The dataset is individual loan data set provided by the P2P lending company, Prosper, in 2014. The dataset contains 81 variables and 113,937 loans. Variables include loaner’s income characteristics, loaner’s delinquencies history, each loan’s information (e.g. amount, interest rate, term), etc.
## [1] 113937 81
I am going to explore the relationship between each dependent variables and Loan Status, using descriptive analysis, hypothesis testing, and visualzation
I started with variable DebtToIncomeRatio. The definition is below. DTI = total monthly debt payments/gross monthly income I created a two way frequency table to have a look on the distribution of DebtToIncomeRatio in both default and not default group.
The max of “DebtToIncomeRatio” is both 10.01 for both group, is because the prosper assigned a ‘10.01’ value on all loaners witha a DebtToIncomeRatio greater than 10. the nondefault group’s mean of DebtToIncomeRatio is small than the default group.
## [1] "descriptive statistics for Defaulted Group"
## Min. 1st Qu. Median Mean 3rd Qu. Max. NA's
## 0.0000 0.1400 0.2200 0.3484 0.3300 10.0100 1498
## [1] "descriptive statistics for Not Defaulted Group"
## Min. 1st Qu. Median Mean 3rd Qu. Max. NA's
## 0.000 0.150 0.220 0.263 0.310 10.010 7056
I grouped the DebtToIncomeRatio into three group based on the online definition of good, caution and danger. Good: <15% Caution: 15%-20% Danger: >20% https://www.clearpoint.org/blog/what-is-a-good-debt-to-income-ratio-anyway/
## x freq
## 1 Good 57092
## 2 Caution 18237
## 3 Danger 30049
## 4 Unknown 8554
As shown in the table below, the column proportion of DebtToIncomeRatio in default group and nondefault group is similar cross group
##
## Good Caution Danger Unknown Sum
## Defaulted 0.48 0.15 0.28 0.09 1.00
## Not Default 0.50 0.16 0.26 0.07 0.99
As shown in the table below, the row proportion of DebtToIncomeRatio in not default group dominates all three group, and stands for the same proportion cross groups
##
## Good Caution Danger Unknown
## Defaulted 0.14 0.14 0.16 0.18
## Not Default 0.86 0.86 0.84 0.82
## Sum 1.00 1.00 1.00 1.00
the testing result shows the DebtToIncomeRatio and Loan Status has statistically significent realtionship
##
## Pearson's Chi-squared test
##
## data: DebtToIncomeRatio
## X-squared = 111.38, df = 3, p-value < 2.2e-16
Since the distribution of DebtToIncomeRatio is highly positively skewed, I exclude the outliers, which is outside interquartile range for further visualization. As it shown in the Interleaved histograms and Density plots, the no default group has a positively skewed distribution and a much lower mean. In the density plot, the both groups have peaked at value 17%.
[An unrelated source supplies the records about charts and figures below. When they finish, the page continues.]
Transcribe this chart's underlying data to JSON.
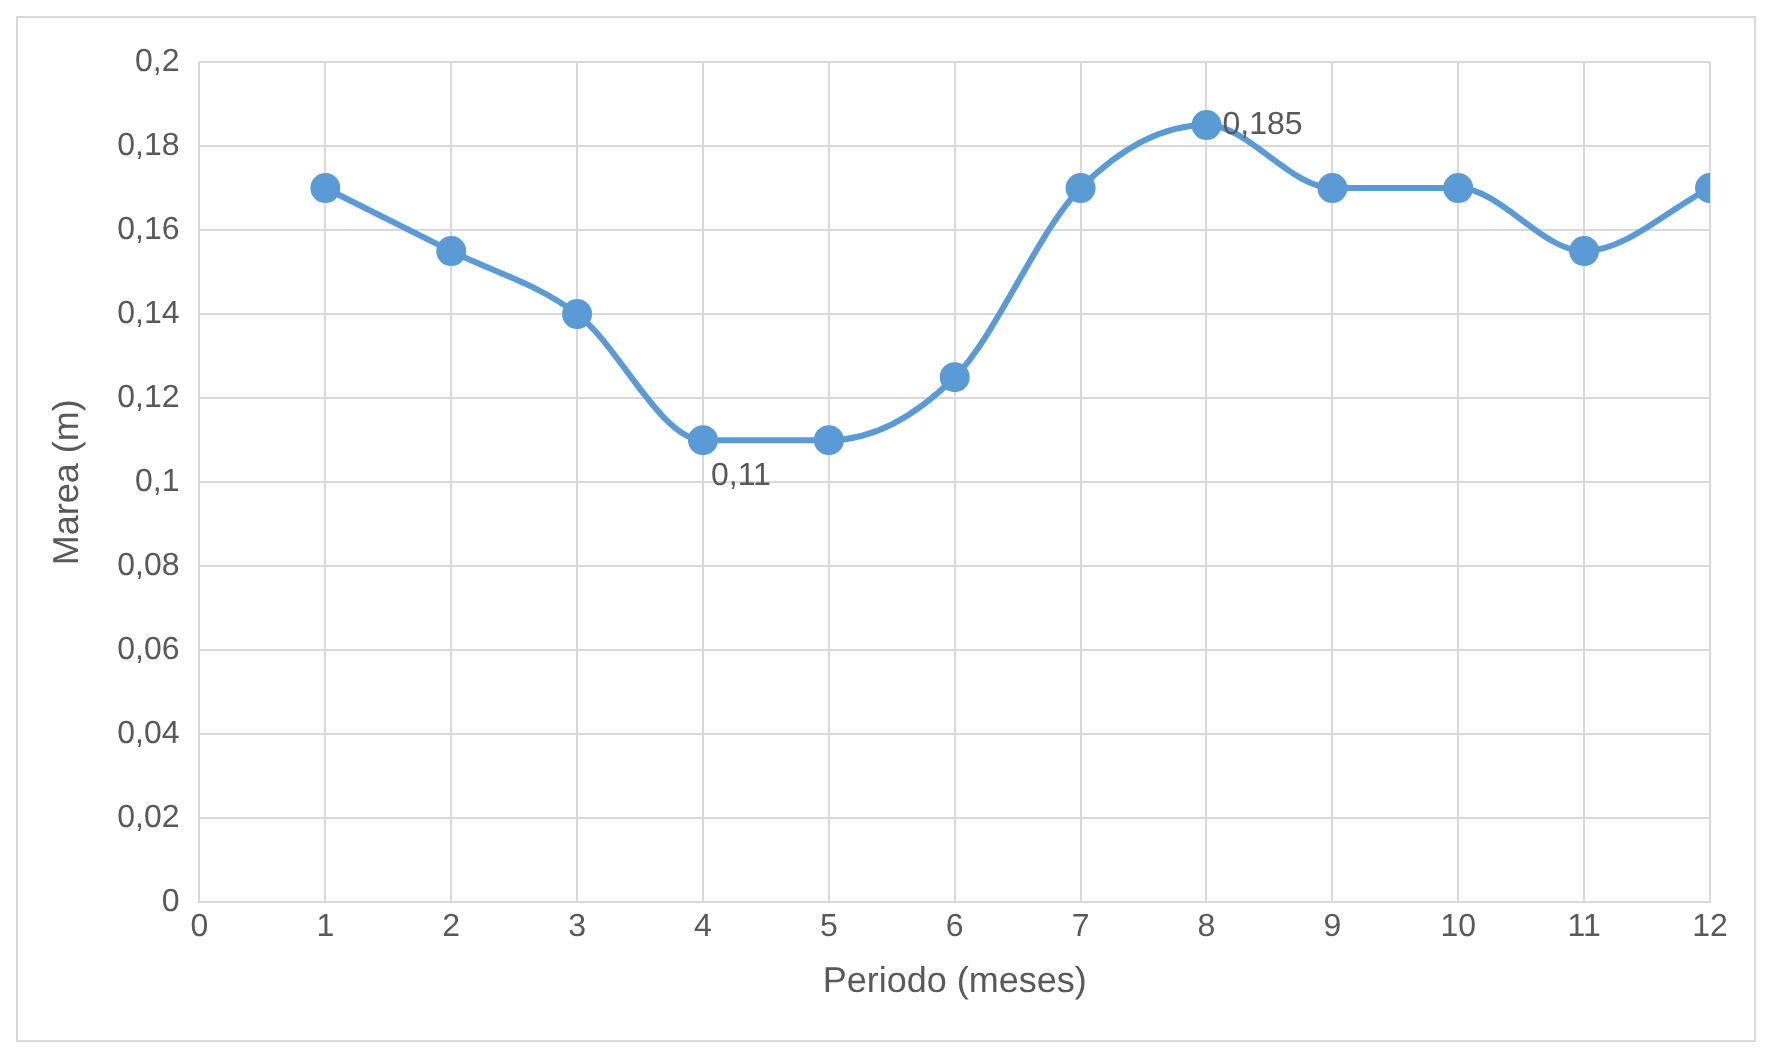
{
  "chart_data": {
    "type": "line",
    "xlabel": "Periodo (meses)",
    "ylabel": "Marea (m)",
    "x": [
      1,
      2,
      3,
      4,
      5,
      6,
      7,
      8,
      9,
      10,
      11,
      12
    ],
    "series": [
      {
        "color": "#5b9bd5",
        "values": [
          0.17,
          0.155,
          0.14,
          0.11,
          0.11,
          0.125,
          0.17,
          0.185,
          0.17,
          0.17,
          0.155,
          0.17
        ],
        "value_labels": [
          null,
          null,
          null,
          "0,11",
          null,
          null,
          null,
          "0,185",
          null,
          null,
          null,
          null
        ]
      }
    ],
    "xlim": [
      0,
      12
    ],
    "xticks": [
      0,
      1,
      2,
      3,
      4,
      5,
      6,
      7,
      8,
      9,
      10,
      11,
      12
    ],
    "ylim": [
      0,
      0.2
    ],
    "yticks": [
      0,
      {
        "value": 0.02,
        "label": "0,02"
      },
      {
        "value": 0.04,
        "label": "0,04"
      },
      {
        "value": 0.06,
        "label": "0,06"
      },
      {
        "value": 0.08,
        "label": "0,08"
      },
      {
        "value": 0.1,
        "label": "0,1"
      },
      {
        "value": 0.12,
        "label": "0,12"
      },
      {
        "value": 0.14,
        "label": "0,14"
      },
      {
        "value": 0.16,
        "label": "0,16"
      },
      {
        "value": 0.18,
        "label": "0,18"
      },
      {
        "value": 0.2,
        "label": "0,2"
      }
    ],
    "grid": true,
    "legend": false,
    "marker": "circle",
    "line_style": "solid"
  }
}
The boxplot below shows the same result as the above histogram and density plot. The default group has a larger mean.
I am going to desgin a hypothesis testing on Inquiries in last 6 months cross two groups in the next analysis
I obtained p-value smaller than 0.05 from the Variance Homogeneous Test, then I can assume that the two variances are not homogeneous. Therefore, the assumption of t-test is violated. I chose the alternative “Mann-Whitney-Wilcoxon Test”
##
## F test to compare two variances
##
## data: newV_d and newV_n
## F = 4.2522, num df = 15527, denom df = 89849, p-value < 2.2e-16
## alternative hypothesis: true ratio of variances is not equal to 1
## 95 percent confidence interval:
## 4.151400 4.356316
## sample estimates:
## ratio of variances
## 4.252183
##
## Wilcoxon rank sum test with continuity correction
##
## data: newV_d and newV_n
## W = 699730000, p-value = 0.5411
## alternative hypothesis: true location shift is not equal to 0
At .05 significance level, I conclude that the loan data of default and nondefault group are identical populations, since the p-value is0.5411.